Apparently Manuel DeLanda has a new book on philosophy and computer simulations. It’s titled Philosophy & Simulation: The Emergence of Synthetic Reason, and is scheduled for release in spring 2011. Here’s the blurb:

In his new book, the internationally renowned Manuel DeLanda provides a remarkably clear philosophical overview of the rapidly growing field of computer simulations. In this groundbreaking new book, Manuel Delanda analyzes all the different genres of simulation (from cellular automata and genetic algorithms to neural nets and multi-agent systems) as a means to conceptualize the possibility spaces associated with causal (and other) capacities. Simulations allow us to stage actual interactions among a population of agents and to observe the emergent wholes that result from those interactions. Simulations have become as important as mathematical models in theoretical science. As computer power and memory have become cheaper they have migrated to the desktop, where they now play the role that small-scale experiments used to play. A philosophical examination of the epistemology of simulations is needed to cement this new role, underlining the consequences that simulations may have for materialist philosophy itself. This remarkably clear philosophical discussion of a rapidly growing field, from a thinker at the forefront of research at the interface of science and the humanities, is a must-read for anyone interested in the philosophy of technology and the philosophy of science at all levels.

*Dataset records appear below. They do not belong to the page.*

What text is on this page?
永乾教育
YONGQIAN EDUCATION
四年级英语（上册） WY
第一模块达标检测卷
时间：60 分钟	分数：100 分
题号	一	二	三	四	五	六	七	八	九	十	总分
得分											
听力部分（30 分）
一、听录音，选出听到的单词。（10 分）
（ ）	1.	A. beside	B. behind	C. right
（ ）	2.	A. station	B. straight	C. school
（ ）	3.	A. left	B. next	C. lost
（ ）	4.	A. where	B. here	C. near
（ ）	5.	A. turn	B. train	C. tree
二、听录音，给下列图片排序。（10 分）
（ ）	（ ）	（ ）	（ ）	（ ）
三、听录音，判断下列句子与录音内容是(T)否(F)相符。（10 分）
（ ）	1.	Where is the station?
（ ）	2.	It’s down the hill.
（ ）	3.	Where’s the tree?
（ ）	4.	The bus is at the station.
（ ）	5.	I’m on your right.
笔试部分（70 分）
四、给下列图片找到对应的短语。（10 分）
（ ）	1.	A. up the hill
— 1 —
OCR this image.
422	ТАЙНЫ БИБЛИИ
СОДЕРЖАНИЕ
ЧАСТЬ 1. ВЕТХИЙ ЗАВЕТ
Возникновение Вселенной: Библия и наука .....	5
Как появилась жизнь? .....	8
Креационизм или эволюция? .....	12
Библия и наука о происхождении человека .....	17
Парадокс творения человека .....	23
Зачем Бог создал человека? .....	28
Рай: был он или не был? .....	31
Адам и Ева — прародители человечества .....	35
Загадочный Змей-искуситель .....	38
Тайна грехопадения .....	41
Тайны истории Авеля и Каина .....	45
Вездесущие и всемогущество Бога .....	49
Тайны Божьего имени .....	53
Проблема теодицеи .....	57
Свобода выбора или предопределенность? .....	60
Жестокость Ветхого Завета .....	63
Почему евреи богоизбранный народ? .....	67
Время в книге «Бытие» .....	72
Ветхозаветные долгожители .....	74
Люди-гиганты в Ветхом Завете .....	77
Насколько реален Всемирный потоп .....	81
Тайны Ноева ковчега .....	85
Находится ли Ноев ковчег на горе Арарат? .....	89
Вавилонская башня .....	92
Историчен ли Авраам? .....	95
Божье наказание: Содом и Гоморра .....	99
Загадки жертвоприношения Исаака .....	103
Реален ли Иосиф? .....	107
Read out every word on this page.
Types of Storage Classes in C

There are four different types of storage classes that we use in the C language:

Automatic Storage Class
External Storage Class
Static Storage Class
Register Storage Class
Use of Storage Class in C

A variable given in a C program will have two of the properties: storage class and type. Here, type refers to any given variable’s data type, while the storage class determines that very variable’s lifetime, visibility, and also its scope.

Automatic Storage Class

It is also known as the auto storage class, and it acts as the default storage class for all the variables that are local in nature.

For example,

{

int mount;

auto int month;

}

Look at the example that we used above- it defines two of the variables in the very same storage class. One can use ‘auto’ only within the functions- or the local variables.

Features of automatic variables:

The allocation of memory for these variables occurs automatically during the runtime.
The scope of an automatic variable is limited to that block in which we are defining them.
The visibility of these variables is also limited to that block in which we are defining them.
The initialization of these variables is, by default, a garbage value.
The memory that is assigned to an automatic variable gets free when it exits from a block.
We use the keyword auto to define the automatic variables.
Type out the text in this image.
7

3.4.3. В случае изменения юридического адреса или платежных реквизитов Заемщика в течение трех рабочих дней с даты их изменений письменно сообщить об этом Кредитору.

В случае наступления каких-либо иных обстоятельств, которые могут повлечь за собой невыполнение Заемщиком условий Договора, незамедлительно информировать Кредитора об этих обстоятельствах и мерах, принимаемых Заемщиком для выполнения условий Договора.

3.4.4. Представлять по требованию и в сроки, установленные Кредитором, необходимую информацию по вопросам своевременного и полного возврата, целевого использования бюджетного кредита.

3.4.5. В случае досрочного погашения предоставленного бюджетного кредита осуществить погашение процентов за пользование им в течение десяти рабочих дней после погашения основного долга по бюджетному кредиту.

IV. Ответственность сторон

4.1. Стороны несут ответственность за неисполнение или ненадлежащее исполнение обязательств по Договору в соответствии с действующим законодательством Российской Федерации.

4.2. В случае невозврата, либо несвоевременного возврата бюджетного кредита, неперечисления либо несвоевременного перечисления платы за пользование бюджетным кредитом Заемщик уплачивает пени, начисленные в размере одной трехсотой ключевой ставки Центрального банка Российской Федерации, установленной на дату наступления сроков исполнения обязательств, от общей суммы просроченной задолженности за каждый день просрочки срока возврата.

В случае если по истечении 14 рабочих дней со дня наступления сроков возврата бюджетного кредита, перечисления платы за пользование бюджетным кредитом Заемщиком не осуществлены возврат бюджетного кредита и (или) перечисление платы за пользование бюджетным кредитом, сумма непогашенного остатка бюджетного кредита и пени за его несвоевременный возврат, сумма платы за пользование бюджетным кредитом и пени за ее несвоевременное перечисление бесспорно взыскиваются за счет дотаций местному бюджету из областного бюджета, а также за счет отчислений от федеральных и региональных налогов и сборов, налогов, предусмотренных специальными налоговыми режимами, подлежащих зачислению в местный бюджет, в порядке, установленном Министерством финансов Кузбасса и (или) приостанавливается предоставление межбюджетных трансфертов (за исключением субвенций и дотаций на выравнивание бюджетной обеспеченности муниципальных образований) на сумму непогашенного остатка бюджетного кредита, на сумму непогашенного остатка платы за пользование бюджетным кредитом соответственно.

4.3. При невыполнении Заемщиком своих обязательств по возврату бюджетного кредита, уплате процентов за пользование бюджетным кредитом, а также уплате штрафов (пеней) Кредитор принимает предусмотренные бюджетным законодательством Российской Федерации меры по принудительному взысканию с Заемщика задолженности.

Details are scarce, and I’m not sure what he means by “causal (and other) capacities,” but I guess we’ll have to wait and see. Certainly the spirit of the themes above are germane to my interests, although I will admit a slight fear that this is a case of philosopher-discovers-computers, but maybe that’s just by border alarms going off.

published September 21, 2010

Comments

  1. Robert Jackson

    I think DeLanda will handle the subject matter with enough aplomb, I think he used to be a computer artist and programmer before he turned to philosophy.

    One can envisage healthy connections between assemblages and simulations, but I wonder how his realism would handle computational execution itself?